The Croatian founder confirmed that discussions with Porsche leadership are underway, and if successful, Rimac Group would take complete ownership of Bugatti, separating it entirely from its Volkswagen Group roots.
In an interview held in Singapore, Rimac explained that talks have been ongoing with Porsche shareholders, including members of the founding family. The 37-year-old entrepreneur acknowledged that emotions play a role in the negotiations, given the strong family and business legacy tied to Porsche and Bugatti.
Rimac’s goal is to gain greater control of the joint venture, which is preparing to debut the hybrid V16-powered Bugatti Tourbillon early next year. His company’s rapid rise has been extraordinary, and with a reputation built on innovation and performance, it’s understandable that Rimac wants to steer Bugatti Rimac’s long-term vision himself.
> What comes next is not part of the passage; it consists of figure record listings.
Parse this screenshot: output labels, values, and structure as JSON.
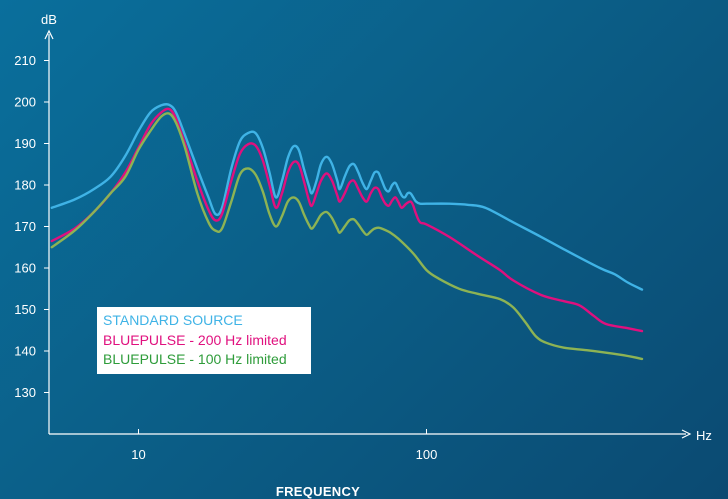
{
  "chart_data": {
    "type": "line",
    "title": "",
    "xlabel": "FREQUENCY",
    "x_unit": "Hz",
    "ylabel": "dB",
    "xscale": "log",
    "xlim": [
      5,
      650
    ],
    "ylim": [
      120,
      218
    ],
    "x_ticks": [
      10,
      100
    ],
    "x_tick_labels": [
      "10",
      "100"
    ],
    "y_ticks": [
      130,
      140,
      150,
      160,
      170,
      180,
      190,
      200,
      210
    ],
    "y_tick_labels": [
      "130",
      "140",
      "150",
      "160",
      "170",
      "180",
      "190",
      "200",
      "210"
    ],
    "grid": false,
    "legend_position": "left",
    "series": [
      {
        "name": "STANDARD SOURCE",
        "color": "#3fb3e6",
        "points": [
          [
            5,
            174.5
          ],
          [
            6,
            176.5
          ],
          [
            7,
            179
          ],
          [
            8,
            182
          ],
          [
            9,
            187
          ],
          [
            10,
            193
          ],
          [
            11,
            197.5
          ],
          [
            12,
            199.2
          ],
          [
            12.8,
            199.3
          ],
          [
            13.5,
            197.5
          ],
          [
            14.5,
            192
          ],
          [
            16,
            184
          ],
          [
            17.5,
            177
          ],
          [
            18.5,
            173
          ],
          [
            19.5,
            174.5
          ],
          [
            21,
            184
          ],
          [
            22.5,
            190.5
          ],
          [
            24,
            192.5
          ],
          [
            25.5,
            192.5
          ],
          [
            27,
            189
          ],
          [
            28.5,
            183
          ],
          [
            30,
            177
          ],
          [
            31.5,
            181
          ],
          [
            33,
            186.5
          ],
          [
            34.5,
            189.3
          ],
          [
            36,
            188.5
          ],
          [
            37.5,
            184
          ],
          [
            39,
            180
          ],
          [
            40,
            178
          ],
          [
            41.5,
            181
          ],
          [
            43,
            185
          ],
          [
            45,
            186.8
          ],
          [
            47,
            185
          ],
          [
            49,
            181
          ],
          [
            50,
            179
          ],
          [
            52,
            182
          ],
          [
            54,
            184.5
          ],
          [
            56,
            185
          ],
          [
            58,
            183
          ],
          [
            60,
            180.5
          ],
          [
            62,
            179
          ],
          [
            64,
            181
          ],
          [
            66,
            183
          ],
          [
            68,
            183
          ],
          [
            70,
            181
          ],
          [
            72,
            179
          ],
          [
            74,
            178.5
          ],
          [
            76,
            180
          ],
          [
            78,
            180.5
          ],
          [
            80,
            179
          ],
          [
            82,
            177.5
          ],
          [
            84,
            177
          ],
          [
            86,
            178
          ],
          [
            88,
            178
          ],
          [
            90,
            177
          ],
          [
            92,
            176
          ],
          [
            95,
            175.5
          ],
          [
            100,
            175.5
          ],
          [
            120,
            175.5
          ],
          [
            140,
            175.2
          ],
          [
            160,
            174.5
          ],
          [
            200,
            171
          ],
          [
            250,
            167.5
          ],
          [
            300,
            164.5
          ],
          [
            400,
            160
          ],
          [
            450,
            158.5
          ],
          [
            500,
            156.5
          ],
          [
            560,
            154.8
          ]
        ]
      },
      {
        "name": "BLUEPULSE - 200 Hz limited",
        "color": "#e0107e",
        "points": [
          [
            5,
            166.5
          ],
          [
            6,
            169.5
          ],
          [
            7,
            173.5
          ],
          [
            8,
            178
          ],
          [
            9,
            183
          ],
          [
            10,
            189
          ],
          [
            11,
            194.5
          ],
          [
            12,
            197.5
          ],
          [
            12.8,
            198.3
          ],
          [
            13.5,
            196
          ],
          [
            14.5,
            190
          ],
          [
            16,
            181
          ],
          [
            17.5,
            174
          ],
          [
            18.5,
            171.5
          ],
          [
            19.5,
            173
          ],
          [
            21,
            181
          ],
          [
            22.5,
            187.5
          ],
          [
            24,
            189.8
          ],
          [
            25.5,
            189.5
          ],
          [
            27,
            186
          ],
          [
            28.5,
            180
          ],
          [
            30,
            174.5
          ],
          [
            31.5,
            178
          ],
          [
            33,
            183
          ],
          [
            34.5,
            185.5
          ],
          [
            36,
            185
          ],
          [
            37.5,
            181
          ],
          [
            39,
            176.5
          ],
          [
            40,
            175
          ],
          [
            41.5,
            178
          ],
          [
            43,
            181
          ],
          [
            45,
            182.8
          ],
          [
            47,
            181
          ],
          [
            49,
            177.5
          ],
          [
            50,
            176
          ],
          [
            52,
            178
          ],
          [
            54,
            180.5
          ],
          [
            56,
            181
          ],
          [
            58,
            179
          ],
          [
            60,
            177
          ],
          [
            62,
            176
          ],
          [
            64,
            178
          ],
          [
            66,
            179.3
          ],
          [
            68,
            179
          ],
          [
            70,
            177
          ],
          [
            72,
            175.5
          ],
          [
            74,
            175
          ],
          [
            76,
            176.3
          ],
          [
            78,
            177
          ],
          [
            80,
            175.8
          ],
          [
            82,
            174.5
          ],
          [
            85,
            175.5
          ],
          [
            88,
            176
          ],
          [
            90,
            175
          ],
          [
            92,
            173
          ],
          [
            95,
            171
          ],
          [
            100,
            170.5
          ],
          [
            120,
            167.5
          ],
          [
            150,
            163
          ],
          [
            180,
            159.5
          ],
          [
            200,
            157
          ],
          [
            250,
            153.5
          ],
          [
            300,
            152
          ],
          [
            340,
            151
          ],
          [
            380,
            148.5
          ],
          [
            420,
            146.5
          ],
          [
            500,
            145.5
          ],
          [
            560,
            144.8
          ]
        ]
      },
      {
        "name": "BLUEPULSE - 100 Hz limited",
        "color": "#8db354",
        "points": [
          [
            5,
            165
          ],
          [
            6,
            169
          ],
          [
            7,
            173.5
          ],
          [
            8,
            178
          ],
          [
            9,
            182
          ],
          [
            10,
            188.5
          ],
          [
            11,
            193
          ],
          [
            12,
            196.5
          ],
          [
            12.8,
            197.2
          ],
          [
            13.5,
            195
          ],
          [
            14.5,
            189
          ],
          [
            16,
            178
          ],
          [
            17.5,
            171
          ],
          [
            18.5,
            169
          ],
          [
            19.5,
            169.5
          ],
          [
            21,
            176
          ],
          [
            22.5,
            182.5
          ],
          [
            24,
            184
          ],
          [
            25.5,
            182.5
          ],
          [
            27,
            178.5
          ],
          [
            28.5,
            173
          ],
          [
            30,
            170
          ],
          [
            31.5,
            172.5
          ],
          [
            33,
            176
          ],
          [
            34.5,
            177
          ],
          [
            36,
            176
          ],
          [
            37.5,
            173
          ],
          [
            39,
            170.5
          ],
          [
            40,
            169.5
          ],
          [
            41.5,
            171
          ],
          [
            43,
            172.8
          ],
          [
            45,
            173.5
          ],
          [
            47,
            172
          ],
          [
            49,
            169.5
          ],
          [
            50,
            168.5
          ],
          [
            52,
            170
          ],
          [
            54,
            171.5
          ],
          [
            56,
            171.7
          ],
          [
            58,
            170.5
          ],
          [
            60,
            169
          ],
          [
            62,
            168
          ],
          [
            64,
            168.8
          ],
          [
            66,
            169.5
          ],
          [
            68,
            169.7
          ],
          [
            70,
            169.5
          ],
          [
            75,
            168.5
          ],
          [
            80,
            167
          ],
          [
            90,
            163.5
          ],
          [
            100,
            159.5
          ],
          [
            110,
            157.5
          ],
          [
            130,
            155
          ],
          [
            150,
            153.8
          ],
          [
            180,
            152.5
          ],
          [
            200,
            150.5
          ],
          [
            220,
            147
          ],
          [
            240,
            143.5
          ],
          [
            260,
            142
          ],
          [
            300,
            140.8
          ],
          [
            360,
            140.2
          ],
          [
            420,
            139.6
          ],
          [
            500,
            138.8
          ],
          [
            560,
            138.1
          ]
        ]
      }
    ]
  }
}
Porsche, meanwhile, faces its own challenges. With global demand for premium EVs softening, the brand has been forced to reassess production plans and cut costs. Selling its 45 percent stake in Bugatti Rimac could help free up capital and simplify its strategy.
Bloomberg previously valued the Bugatti Rimac venture at around $1.1 billion, suggesting Rimac would need roughly $495 million to complete the buyout. That funding is expected to come from a mix of private equity, international investors, and Rimac himself.
Even if Porsche does sell its stake in Bugatti Rimac, it won’t be completely out of the picture. The German automaker still owns 22 percent of Rimac Group, the parent company holding a 55 percent stake in the Bugatti Rimac partnership. Mate Rimac remains the largest shareholder in the Rimac Group with a 35 percent ownership, giving him strong influence over the company’s next chapter.